In this study, we reveal the immense complexity of the mechanisms underlying the responses of wheat to fungal stress. By conducting a comparative quantitative proteomic analysis of the leaves of Pst-inoculated wheat variety N9134 at 24, 48 and 72 hpi comparing with mock-inoculated controls, we identified 2050, 2190, and 2258 DAPs, respectively. We then performed a transcriptome-proteome-associated analysis of data from RNA-Seq using WGCNA to predict several key resistance genes. The DEGs identified in this analysis were found to be enriched mainly in four co-expressed gene modules, although the Pst infection triggered robust alterations in T. aestivum gene expression. A stress stage-specific module was identified exhibiting features of transcription regulator gene enrichment with similar expression patterns. The homologs of several regulators, including splicing and transcription factors, were identified as hub genes operating in the Pst-induced response network. Meanwhile, the predicted PPI networks from STRING database substantiated the role of splicing factors as key hub nodes. Additionally, 32 proteins induced in the chromosome 1BS were identified as potential candidates for Pst-resistance.
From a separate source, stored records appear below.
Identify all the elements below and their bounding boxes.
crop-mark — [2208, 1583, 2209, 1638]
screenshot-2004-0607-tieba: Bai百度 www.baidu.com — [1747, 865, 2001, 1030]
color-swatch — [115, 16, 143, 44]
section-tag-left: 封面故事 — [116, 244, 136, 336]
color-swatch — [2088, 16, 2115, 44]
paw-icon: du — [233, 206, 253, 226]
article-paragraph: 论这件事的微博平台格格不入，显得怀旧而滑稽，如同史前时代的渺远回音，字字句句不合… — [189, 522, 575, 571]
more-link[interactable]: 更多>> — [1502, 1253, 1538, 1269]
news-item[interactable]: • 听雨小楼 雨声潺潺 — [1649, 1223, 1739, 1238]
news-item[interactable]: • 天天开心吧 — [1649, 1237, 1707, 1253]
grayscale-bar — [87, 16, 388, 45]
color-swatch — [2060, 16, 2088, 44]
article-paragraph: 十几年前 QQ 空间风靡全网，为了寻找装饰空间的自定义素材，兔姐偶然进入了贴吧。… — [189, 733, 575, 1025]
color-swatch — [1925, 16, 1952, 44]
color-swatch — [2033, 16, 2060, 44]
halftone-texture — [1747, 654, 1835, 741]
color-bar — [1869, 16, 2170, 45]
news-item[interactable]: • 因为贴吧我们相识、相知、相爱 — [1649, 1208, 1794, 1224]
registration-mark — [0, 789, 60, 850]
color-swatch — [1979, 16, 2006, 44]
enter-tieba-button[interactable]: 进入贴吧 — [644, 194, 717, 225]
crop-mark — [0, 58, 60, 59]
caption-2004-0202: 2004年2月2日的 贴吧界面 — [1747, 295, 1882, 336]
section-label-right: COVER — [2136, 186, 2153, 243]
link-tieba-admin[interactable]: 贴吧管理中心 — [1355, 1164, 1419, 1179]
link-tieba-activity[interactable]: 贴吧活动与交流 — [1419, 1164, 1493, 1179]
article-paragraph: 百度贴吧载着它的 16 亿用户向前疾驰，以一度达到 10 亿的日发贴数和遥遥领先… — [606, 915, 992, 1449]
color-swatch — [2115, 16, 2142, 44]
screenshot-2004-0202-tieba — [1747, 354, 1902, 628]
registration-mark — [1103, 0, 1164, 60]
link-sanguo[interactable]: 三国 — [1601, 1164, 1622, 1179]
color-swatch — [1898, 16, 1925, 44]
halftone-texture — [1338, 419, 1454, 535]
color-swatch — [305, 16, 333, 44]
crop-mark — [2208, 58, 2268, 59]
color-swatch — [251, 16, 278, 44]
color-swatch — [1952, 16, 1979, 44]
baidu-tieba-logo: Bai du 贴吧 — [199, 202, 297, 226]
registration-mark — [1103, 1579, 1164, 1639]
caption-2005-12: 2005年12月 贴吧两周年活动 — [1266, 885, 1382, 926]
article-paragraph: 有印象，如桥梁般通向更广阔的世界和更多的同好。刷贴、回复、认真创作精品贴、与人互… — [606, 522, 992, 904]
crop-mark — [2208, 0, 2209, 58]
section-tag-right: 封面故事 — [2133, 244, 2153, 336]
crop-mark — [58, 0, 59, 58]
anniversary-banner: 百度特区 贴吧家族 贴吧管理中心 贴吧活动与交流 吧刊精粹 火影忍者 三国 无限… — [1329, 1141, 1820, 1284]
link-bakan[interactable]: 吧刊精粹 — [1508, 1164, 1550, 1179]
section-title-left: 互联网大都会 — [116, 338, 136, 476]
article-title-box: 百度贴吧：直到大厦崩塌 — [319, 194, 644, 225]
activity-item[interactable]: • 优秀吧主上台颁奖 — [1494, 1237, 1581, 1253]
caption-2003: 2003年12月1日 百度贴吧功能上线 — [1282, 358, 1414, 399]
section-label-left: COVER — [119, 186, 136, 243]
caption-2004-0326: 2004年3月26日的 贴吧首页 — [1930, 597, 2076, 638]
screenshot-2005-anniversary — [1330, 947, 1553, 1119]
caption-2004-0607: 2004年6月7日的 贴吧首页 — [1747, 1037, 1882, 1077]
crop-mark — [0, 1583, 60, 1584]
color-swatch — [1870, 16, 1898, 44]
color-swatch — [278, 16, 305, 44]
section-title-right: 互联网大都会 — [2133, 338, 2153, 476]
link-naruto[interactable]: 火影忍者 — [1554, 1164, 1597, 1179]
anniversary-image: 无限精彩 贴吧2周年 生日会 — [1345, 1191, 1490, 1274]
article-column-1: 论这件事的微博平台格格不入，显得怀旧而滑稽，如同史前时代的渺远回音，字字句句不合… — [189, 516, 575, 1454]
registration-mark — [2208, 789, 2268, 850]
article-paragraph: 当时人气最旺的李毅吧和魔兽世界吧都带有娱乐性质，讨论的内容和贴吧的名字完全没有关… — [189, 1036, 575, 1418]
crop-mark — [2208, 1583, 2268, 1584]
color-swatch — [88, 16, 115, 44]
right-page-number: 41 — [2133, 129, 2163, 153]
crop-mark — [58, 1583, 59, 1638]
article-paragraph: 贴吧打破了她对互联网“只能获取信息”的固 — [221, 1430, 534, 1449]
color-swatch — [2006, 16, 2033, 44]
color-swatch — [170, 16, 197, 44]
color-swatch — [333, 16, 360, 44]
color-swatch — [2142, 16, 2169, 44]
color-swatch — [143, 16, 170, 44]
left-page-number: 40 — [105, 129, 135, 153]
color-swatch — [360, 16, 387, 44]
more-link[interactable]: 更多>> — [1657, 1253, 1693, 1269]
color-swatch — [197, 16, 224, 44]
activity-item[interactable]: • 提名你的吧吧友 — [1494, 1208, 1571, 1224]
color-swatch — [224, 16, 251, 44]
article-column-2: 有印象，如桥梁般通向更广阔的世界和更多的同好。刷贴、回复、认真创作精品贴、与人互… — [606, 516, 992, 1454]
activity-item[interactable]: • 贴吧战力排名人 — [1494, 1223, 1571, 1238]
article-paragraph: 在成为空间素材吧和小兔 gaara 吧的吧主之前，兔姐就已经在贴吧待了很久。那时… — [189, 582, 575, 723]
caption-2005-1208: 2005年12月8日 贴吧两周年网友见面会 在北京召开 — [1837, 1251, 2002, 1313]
Apart from representing a valuable proteomic resource for the characterization of stripe rust resistance pathways at the molecular and biochemical levels, this study provides important insights into the molecular networks underlying the mechanism of wheat defense against Pst. The methodology used in this study can also be used as a reference for narrowing down the field of potential key resistance genes using multi-omics and multi-discipline associated analyses, and hence, will be of interest to researchers involved in the study of plant disease-resistant genes.